Die nach wie vor billigste und blödeste Ausrede ist und bleibt: „Man kann ja doch nichts ändern!“ – Bullenscheiße!

Wer, wenn nicht wir?! Ist die korrekte Antwort darauf.

Und man muss ja nicht gleich sein ganzes Leben umkrempeln. Es gibt ja auch Kleinigkeiten, die gut sind und uns gar nicht weh tun. Na klar, sich vegetarisch zu ernähren, wäre ein guter Schritt, aber zugegeben auch ein großer. Aber es geht auch einfacher. Man kann ganz klein : z.B. weniger oder bewusster Fleisch essen, womöglich in Bio-Qualität und regional!

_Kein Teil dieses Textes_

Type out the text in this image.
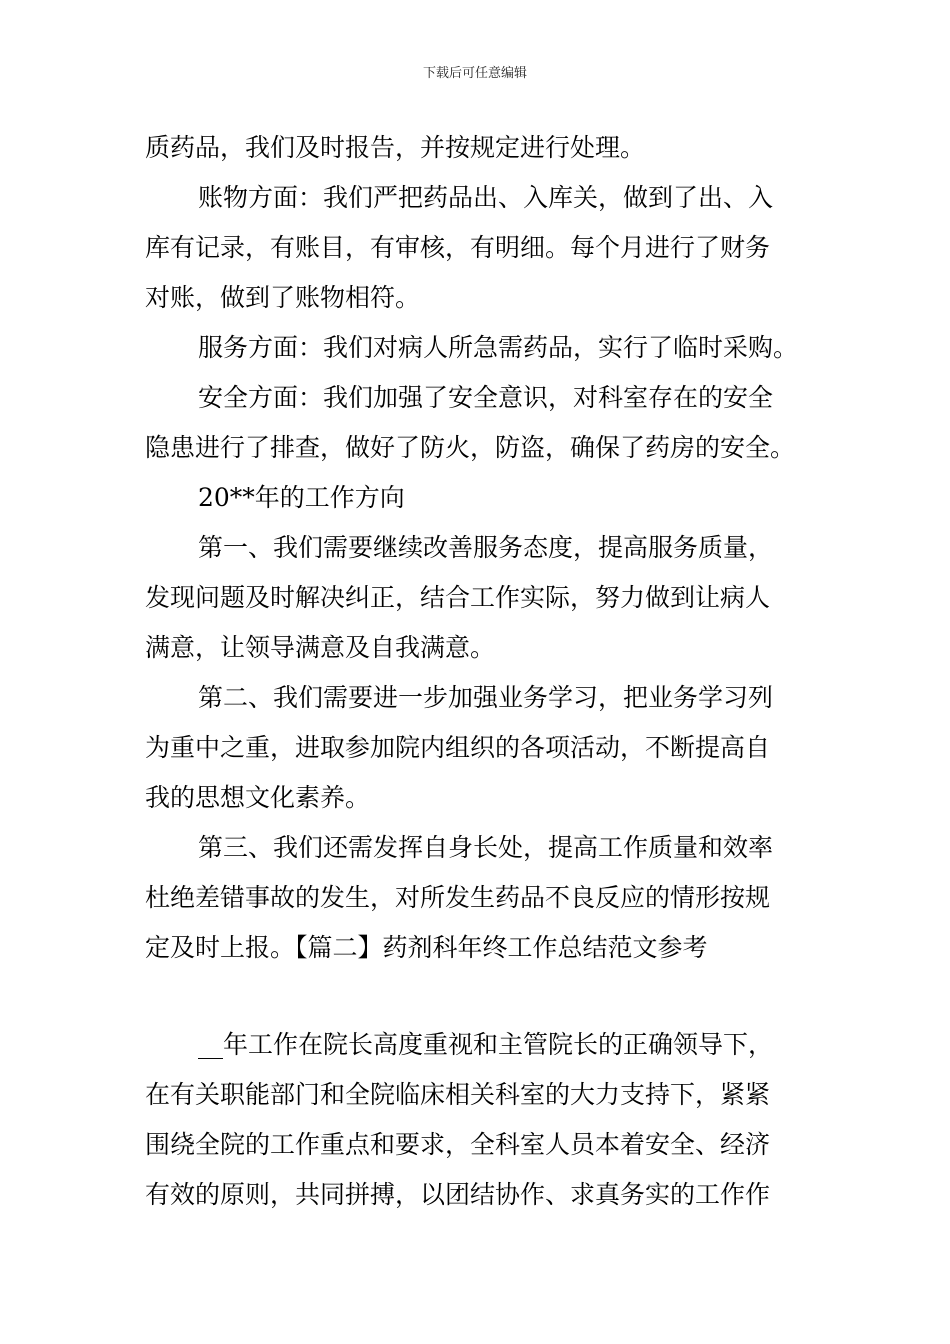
下载后可任意编辑
质药品，我们及时报告，并按规定进行处理。
账物方面：我们严把药品出、入库关，做到了出、入
库有记录，有账目，有审核，有明细。每个月进行了财务
对账，做到了账物相符。
服务方面：我们对病人所急需药品，实行了临时采购。
安全方面：我们加强了安全意识，对科室存在的安全
隐患进行了排查，做好了防火，防盗，确保了药房的安全。
20**年的工作方向
第一、我们需要继续改善服务态度，提高服务质量，
发现问题及时解决纠正，结合工作实际，努力做到让病人
满意，让领导满意及自我满意。
第二、我们需要进一步加强业务学习，把业务学习列
为重中之重，进取参加院内组织的各项活动，不断提高自
我的思想文化素养。
第三、我们还需发挥自身长处，提高工作质量和效率
杜绝差错事故的发生，对所发生药品不良反应的情形按规
定及时上报。【篇二】药剂科年终工作总结范文参考
__年工作在院长高度重视和主管院长的正确领导下，
在有关职能部门和全院临床相关科室的大力支持下，紧紧
围绕全院的工作重点和要求，全科室人员本着安全、经济
有效的原则，共同拼搏，以团结协作、求真务实的工作作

Genauso muss man auch gar nicht Google benutzen, um zu googeln. Ich will an dieser Stelle gar keine detaillierte Google-Kritik vom Zaun brechen. Ihr seid ja schon groß. Das wisst ihr vielleicht ja selbst oder könntet das (zumindest if you want) selbst recherchieren. Aber ich sag nur mal: Steuervermeidung im Milliarden-Stil, Wettbewerbsverstöße, Datenschutz sowie Unterstützung von Klimaskeptikern… Reicht vielleicht.

Ich googel ja inzwischen über Ecosia. Und seitdem fühle ich mich super, schlaf ruhiger und mein Haar hat wieder einen seidigen Glanz.

Ecosia spendet 80% ihrer Gewinne an gemeinnützige Organisationen, die sich hauptsächlich mit Wiederaufforstungsprojekten befassen. Gerade wurde der 40 Millionste Baum gepflanzt.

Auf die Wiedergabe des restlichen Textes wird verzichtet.